Ya tangguh dan sabar apa bedanya? Jadi bisa saja kubilang kalau ketangguhan ada batasnya, bukan? Dalam harap yang tak pernah kamu tahu, aku ingin kamu selalu baik-baik saja. Oh iya kamu harus semangat, tinggal dua minggu lagi ujian nasional, Kak! Aku berdoa semoga kita dalam berkat satu kata "Sukses". Biarkan kuasa Roh Kudus yang mengalir. Bukannya aku ngebandel malah enggak belajar atau enggak deg-degan sama sekali, tetapi jujur ini merupakan caraku terapi sebenarnya, karena aku tak tahu bagaimana layaknya rindu ini ku letakkan kalau orang yang ku rindu saja tak mau menerima.

Sebelumnya maaf, aku tak mampu memberi tahu tentang project #30HariMenulisSuratCinta adalah kamu sebagai inspirasinya. Dan tentang semua curhatan yang pernah ku bagi dengan adik manismu, hmm... (mungkin) kamu juga sudah tahu cerita lengkapnya. Bisa kutebak, bagaimana hal itu menjadi alasan kamu menjauh. Kini mentari telah datang menantang. Aku paksa sudahi, lamunan tentangmu hilang.

Jumat, 14 Februari 2014

Tersimpan Tanya Penasaran

Malam ini adalah malam Sabtu. Terserah kamu kalau kamu juga ingin menyebutnya sebagai hari valentine. Aku tak peduli. Yang aku pedulikan adalah bagaimana cara mengatasi sepi. Tak lama sepi menghampiri. Apalagi setelah beberapa menit dari menghilangnya kakak berambut keriting itu. Lagi dan seharusnya aku bisa memaklumi tentang menghilangnya dia. Benar, dia hilang dari percakapan singkat yang lagi-lagi sedang ku mainkan di dunia maya. Bodoh, baru saja aku bisa mengingat. Mengingat tentang perihal tulisan yang pernah ditanyakan oleh seorang anonymous pada akun Tumblr yang kumiliki.


Akhir-akhir ini disela-sela ujian praktek sekolah yang tengah kujalani, aku menyempatkan diri sebisa mungkin untuk menulis. Sebut saja aku sedang menyelami hobiku dalam suatu ajang menulis yang diadakan oleh @PosCinta di Twitter.

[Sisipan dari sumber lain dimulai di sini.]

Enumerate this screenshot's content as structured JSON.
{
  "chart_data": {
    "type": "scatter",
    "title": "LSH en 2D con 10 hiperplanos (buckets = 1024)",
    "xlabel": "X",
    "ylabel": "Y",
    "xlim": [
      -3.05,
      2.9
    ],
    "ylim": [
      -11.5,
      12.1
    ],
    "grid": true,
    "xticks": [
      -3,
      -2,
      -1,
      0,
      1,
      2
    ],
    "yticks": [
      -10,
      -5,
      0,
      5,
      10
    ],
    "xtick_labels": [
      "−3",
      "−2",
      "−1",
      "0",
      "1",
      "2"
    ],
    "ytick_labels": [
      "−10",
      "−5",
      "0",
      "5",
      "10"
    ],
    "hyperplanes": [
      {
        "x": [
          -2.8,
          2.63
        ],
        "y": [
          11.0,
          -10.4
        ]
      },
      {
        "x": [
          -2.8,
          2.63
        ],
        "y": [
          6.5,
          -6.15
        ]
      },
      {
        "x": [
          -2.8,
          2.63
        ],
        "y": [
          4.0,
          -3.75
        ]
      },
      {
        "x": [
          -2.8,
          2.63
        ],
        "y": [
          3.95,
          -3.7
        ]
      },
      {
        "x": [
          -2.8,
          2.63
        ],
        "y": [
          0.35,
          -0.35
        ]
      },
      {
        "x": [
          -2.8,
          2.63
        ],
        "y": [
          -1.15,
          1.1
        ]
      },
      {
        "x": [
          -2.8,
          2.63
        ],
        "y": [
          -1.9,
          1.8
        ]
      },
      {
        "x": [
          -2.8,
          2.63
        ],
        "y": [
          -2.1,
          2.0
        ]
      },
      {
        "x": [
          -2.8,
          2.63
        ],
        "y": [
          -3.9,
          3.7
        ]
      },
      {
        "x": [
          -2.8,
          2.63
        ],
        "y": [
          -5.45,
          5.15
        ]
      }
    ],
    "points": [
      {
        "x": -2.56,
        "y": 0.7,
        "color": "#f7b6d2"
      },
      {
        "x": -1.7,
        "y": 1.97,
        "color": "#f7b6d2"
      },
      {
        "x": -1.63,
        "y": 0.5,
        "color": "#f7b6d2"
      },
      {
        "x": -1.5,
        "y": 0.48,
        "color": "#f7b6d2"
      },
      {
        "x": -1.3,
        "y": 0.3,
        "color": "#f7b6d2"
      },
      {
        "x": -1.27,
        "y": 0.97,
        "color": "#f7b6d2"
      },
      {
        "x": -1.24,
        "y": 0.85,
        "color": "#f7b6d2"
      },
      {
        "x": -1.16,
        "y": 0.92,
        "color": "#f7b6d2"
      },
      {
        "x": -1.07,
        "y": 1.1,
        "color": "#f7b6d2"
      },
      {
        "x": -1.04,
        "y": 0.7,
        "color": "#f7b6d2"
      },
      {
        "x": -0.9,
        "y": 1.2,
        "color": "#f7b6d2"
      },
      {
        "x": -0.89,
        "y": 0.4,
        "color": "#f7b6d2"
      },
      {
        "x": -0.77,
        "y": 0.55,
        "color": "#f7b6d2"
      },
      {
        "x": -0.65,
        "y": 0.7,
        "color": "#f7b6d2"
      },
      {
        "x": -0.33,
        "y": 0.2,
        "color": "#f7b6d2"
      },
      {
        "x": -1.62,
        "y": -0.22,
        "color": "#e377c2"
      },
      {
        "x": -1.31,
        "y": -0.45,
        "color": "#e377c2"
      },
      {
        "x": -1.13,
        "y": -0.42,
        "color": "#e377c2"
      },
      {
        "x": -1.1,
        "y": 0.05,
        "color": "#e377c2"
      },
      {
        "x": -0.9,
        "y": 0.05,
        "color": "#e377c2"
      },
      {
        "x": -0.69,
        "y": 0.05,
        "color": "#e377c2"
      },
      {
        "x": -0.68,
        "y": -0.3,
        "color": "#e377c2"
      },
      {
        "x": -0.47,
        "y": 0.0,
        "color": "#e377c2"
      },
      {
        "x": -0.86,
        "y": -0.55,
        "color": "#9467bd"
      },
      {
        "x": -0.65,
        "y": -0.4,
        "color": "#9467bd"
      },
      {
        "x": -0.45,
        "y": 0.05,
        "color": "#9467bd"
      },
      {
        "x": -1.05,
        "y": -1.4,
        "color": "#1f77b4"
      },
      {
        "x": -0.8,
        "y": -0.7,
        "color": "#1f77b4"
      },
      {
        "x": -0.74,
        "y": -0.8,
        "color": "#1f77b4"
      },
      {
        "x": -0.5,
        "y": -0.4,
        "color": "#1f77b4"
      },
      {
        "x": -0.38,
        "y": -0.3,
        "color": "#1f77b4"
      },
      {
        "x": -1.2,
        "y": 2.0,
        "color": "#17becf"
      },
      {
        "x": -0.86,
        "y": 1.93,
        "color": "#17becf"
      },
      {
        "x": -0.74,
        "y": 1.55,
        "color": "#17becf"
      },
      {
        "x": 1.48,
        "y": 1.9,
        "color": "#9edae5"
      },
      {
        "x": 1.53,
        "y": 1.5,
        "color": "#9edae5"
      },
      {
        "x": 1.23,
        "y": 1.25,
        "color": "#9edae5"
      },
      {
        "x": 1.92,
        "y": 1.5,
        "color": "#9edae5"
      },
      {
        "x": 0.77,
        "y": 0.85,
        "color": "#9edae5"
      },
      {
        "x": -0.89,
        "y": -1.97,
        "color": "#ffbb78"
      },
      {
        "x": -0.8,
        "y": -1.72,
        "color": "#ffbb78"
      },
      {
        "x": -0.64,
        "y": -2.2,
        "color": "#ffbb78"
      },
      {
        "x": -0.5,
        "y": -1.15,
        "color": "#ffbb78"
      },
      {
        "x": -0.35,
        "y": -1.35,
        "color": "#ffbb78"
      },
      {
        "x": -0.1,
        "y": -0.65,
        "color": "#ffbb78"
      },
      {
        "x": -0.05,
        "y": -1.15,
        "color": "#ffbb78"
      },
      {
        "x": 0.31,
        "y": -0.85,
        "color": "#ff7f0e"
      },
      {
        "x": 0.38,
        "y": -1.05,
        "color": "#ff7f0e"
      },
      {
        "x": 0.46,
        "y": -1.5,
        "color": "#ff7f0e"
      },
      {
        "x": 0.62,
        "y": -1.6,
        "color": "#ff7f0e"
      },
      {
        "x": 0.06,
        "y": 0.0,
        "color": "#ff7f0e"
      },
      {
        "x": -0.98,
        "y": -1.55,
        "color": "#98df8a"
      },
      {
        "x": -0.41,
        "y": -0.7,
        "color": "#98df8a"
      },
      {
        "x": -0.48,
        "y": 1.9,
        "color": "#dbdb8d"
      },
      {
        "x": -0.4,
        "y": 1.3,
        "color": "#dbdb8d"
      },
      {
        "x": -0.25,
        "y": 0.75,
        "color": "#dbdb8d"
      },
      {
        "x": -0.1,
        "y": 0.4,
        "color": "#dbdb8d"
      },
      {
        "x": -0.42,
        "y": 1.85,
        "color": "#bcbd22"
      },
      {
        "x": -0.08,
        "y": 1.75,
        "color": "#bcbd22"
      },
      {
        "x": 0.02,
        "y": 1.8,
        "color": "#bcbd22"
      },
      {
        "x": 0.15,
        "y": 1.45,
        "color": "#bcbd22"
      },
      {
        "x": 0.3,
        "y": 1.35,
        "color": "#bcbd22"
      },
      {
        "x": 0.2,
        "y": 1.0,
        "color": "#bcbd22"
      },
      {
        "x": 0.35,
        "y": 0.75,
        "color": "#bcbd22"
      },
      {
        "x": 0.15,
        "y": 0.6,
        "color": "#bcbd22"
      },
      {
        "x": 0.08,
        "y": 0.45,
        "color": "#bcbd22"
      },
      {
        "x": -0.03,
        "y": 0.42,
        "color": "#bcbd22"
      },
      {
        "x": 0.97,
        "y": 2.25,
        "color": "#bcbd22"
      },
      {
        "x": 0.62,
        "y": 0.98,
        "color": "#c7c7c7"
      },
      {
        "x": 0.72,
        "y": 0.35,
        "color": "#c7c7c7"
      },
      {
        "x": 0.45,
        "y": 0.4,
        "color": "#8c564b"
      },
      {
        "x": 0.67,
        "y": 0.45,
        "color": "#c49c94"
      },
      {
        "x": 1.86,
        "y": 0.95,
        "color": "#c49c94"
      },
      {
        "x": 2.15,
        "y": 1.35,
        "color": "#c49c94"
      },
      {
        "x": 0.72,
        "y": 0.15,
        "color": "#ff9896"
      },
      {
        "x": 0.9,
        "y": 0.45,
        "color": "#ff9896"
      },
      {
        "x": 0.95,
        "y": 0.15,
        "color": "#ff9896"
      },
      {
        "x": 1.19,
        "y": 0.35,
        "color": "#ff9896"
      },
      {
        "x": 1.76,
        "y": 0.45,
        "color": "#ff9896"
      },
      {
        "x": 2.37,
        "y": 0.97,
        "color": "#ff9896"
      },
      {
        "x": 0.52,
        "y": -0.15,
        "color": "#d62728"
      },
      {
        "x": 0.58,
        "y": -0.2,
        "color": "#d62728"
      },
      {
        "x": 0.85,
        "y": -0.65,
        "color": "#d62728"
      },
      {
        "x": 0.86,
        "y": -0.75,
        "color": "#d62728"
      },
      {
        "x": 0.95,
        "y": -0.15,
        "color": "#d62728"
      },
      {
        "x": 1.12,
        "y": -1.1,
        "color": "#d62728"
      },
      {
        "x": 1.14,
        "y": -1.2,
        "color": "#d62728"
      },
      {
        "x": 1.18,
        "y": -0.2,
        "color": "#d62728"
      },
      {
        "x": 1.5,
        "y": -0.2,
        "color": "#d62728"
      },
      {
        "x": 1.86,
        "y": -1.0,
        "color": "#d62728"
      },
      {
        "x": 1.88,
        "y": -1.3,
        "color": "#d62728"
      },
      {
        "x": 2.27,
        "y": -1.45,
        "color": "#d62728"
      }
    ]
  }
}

Dalam ajang tersebut project yang ku ikuti adalah #30HariMenulisSuratCinta. Disini para penulis amatir berupaya menyelesaikan tugas untuk berkomitmen menulis selama 30 hari penuh disela-sela rutinitas mereka. Sulit memang, tetapi kalau sudah menjadi hobi, bukankah itu akan menjadi suatu hal yang menyenangkan untuk dikerjakan? :)
Dan di Tumblr ku itulah [http://bubbleagum.tumblr.com] aku lebih sering berpuitis ria.
Kamu tahu? Sampai surat ke-14 yang telah ku tuliskan, kebanyakkan inspirasi yang ada di otak ku berasal dari kakak kelas yang dahulu pernah ku ceritakan padamu pada postingan sebelumnya. Baru kemarin aku membuka blog ku ini, maka baru sadar pula kalau aku pernah bercerita begitu detail tentang orang yang ku kagumi itu. Entah saat ini masih bisa dibilang kagum atau apa, tetapi kalau pesan singkat ku itu tak dibalas olehnya, hariku bisa cemburut mendadak. Nampaknya dugaan benar, kalau dia (kembali) menjadi mood booster'ku untuk 3 bulan terakhir ini.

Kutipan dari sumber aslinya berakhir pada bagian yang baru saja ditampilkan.